In my final look at herbs that may play a role in boosting your immunity and defending against disease, I address South African geranium and three other potentially useful natural supplements.
South African geranium contains both antimicrobial (infection fighting) and immunostimulatory (boost immune system) ingredients. They could increase the ability of the body’s white blood cells to eliminate the foreign invaders and also decrease the ability of bacteria to adhere to various tissues. In 2008, a meta-analysis from Germany summarizing the studies conducted from 1966 to 2007 was published. Inconsistent results were seen in three trials with 746 patients with acute bronchitis in adults and three trials with 819 children with acute bronchitis. One study on the common cold showed efficacy after 10 days, but not after five days.
These authors concluded that geranium may be effective in alleviating symptoms of acute rhino sinusitis and the common cold in adults, but better studies are needed.

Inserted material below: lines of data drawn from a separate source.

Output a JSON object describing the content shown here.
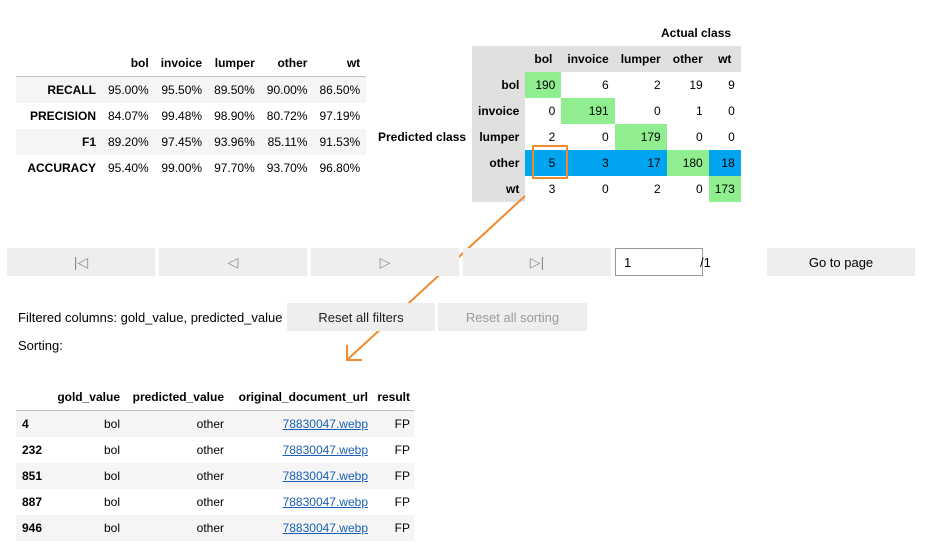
{
  "metrics": {
    "columns": [
      "bol",
      "invoice",
      "lumper",
      "other",
      "wt"
    ],
    "rows": [
      {
        "label": "RECALL",
        "values": [
          "95.00%",
          "95.50%",
          "89.50%",
          "90.00%",
          "86.50%"
        ]
      },
      {
        "label": "PRECISION",
        "values": [
          "84.07%",
          "99.48%",
          "98.90%",
          "80.72%",
          "97.19%"
        ]
      },
      {
        "label": "F1",
        "values": [
          "89.20%",
          "97.45%",
          "93.96%",
          "85.11%",
          "91.53%"
        ]
      },
      {
        "label": "ACCURACY",
        "values": [
          "95.40%",
          "99.00%",
          "97.70%",
          "93.70%",
          "96.80%"
        ]
      }
    ]
  },
  "confusion": {
    "actual_label": "Actual class",
    "predicted_label": "Predicted class",
    "columns": [
      "bol",
      "invoice",
      "lumper",
      "other",
      "wt"
    ],
    "rows": [
      {
        "label": "bol",
        "values": [
          "190",
          "6",
          "2",
          "19",
          "9"
        ]
      },
      {
        "label": "invoice",
        "values": [
          "0",
          "191",
          "0",
          "1",
          "0"
        ]
      },
      {
        "label": "lumper",
        "values": [
          "2",
          "0",
          "179",
          "0",
          "0"
        ]
      },
      {
        "label": "other",
        "values": [
          "5",
          "3",
          "17",
          "180",
          "18"
        ]
      },
      {
        "label": "wt",
        "values": [
          "3",
          "0",
          "2",
          "0",
          "173"
        ]
      }
    ],
    "highlight_color": "#00a4ef",
    "diagonal_color": "#90ee90"
  },
  "annotation_color": "#f08a2c",
  "pager": {
    "first_icon": "|◁",
    "prev_icon": "◁",
    "next_icon": "▷",
    "last_icon": "▷|",
    "page_value": "1",
    "page_total": "/1",
    "goto_label": "Go to page"
  },
  "filters": {
    "filtered_text": "Filtered columns: gold_value, predicted_value",
    "sorting_text": "Sorting:",
    "reset_filters_label": "Reset all filters",
    "reset_sorting_label": "Reset all sorting"
  },
  "results": {
    "columns": [
      "",
      "gold_value",
      "predicted_value",
      "original_document_url",
      "result"
    ],
    "rows": [
      {
        "index": "4",
        "gold": "bol",
        "predicted": "other",
        "url": "78830047.webp",
        "result": "FP"
      },
      {
        "index": "232",
        "gold": "bol",
        "predicted": "other",
        "url": "78830047.webp",
        "result": "FP"
      },
      {
        "index": "851",
        "gold": "bol",
        "predicted": "other",
        "url": "78830047.webp",
        "result": "FP"
      },
      {
        "index": "887",
        "gold": "bol",
        "predicted": "other",
        "url": "78830047.webp",
        "result": "FP"
      },
      {
        "index": "946",
        "gold": "bol",
        "predicted": "other",
        "url": "78830047.webp",
        "result": "FP"
      }
    ]
  }
}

The other herbs showing early evidence of some effectiveness include:
— Oscillococcinum: This is a homeopathic mixture of duck liver and heart extract. This homeopathic treatment shorted the duration of influenza by 0.28 days.
— Garlic: In a UK study, 146 healthy subjects received either placebo or a garlic supplement, once daily, for 12 weeks between the months of November and February. Results showed that those treated with garlic shortened the duration of cold symptoms from 5.01 days to 1.52 days. The incidence of colds in the garlic-treated group was reduced by over 60%.
— N-acetylcysteine: In Italy, 262 adult men and women were enrolled in a study to receive either placebo or N-acetylcysteine (600 mg twice a day) for six months. Results showed that only 25% of influenza-virus-infected subjects on N-acetylcysteine developed any influenza symptoms, as compared to 79% on placebo treatment. The protective effect of N-acetylcysteine was most pronounced in the elderly subjects.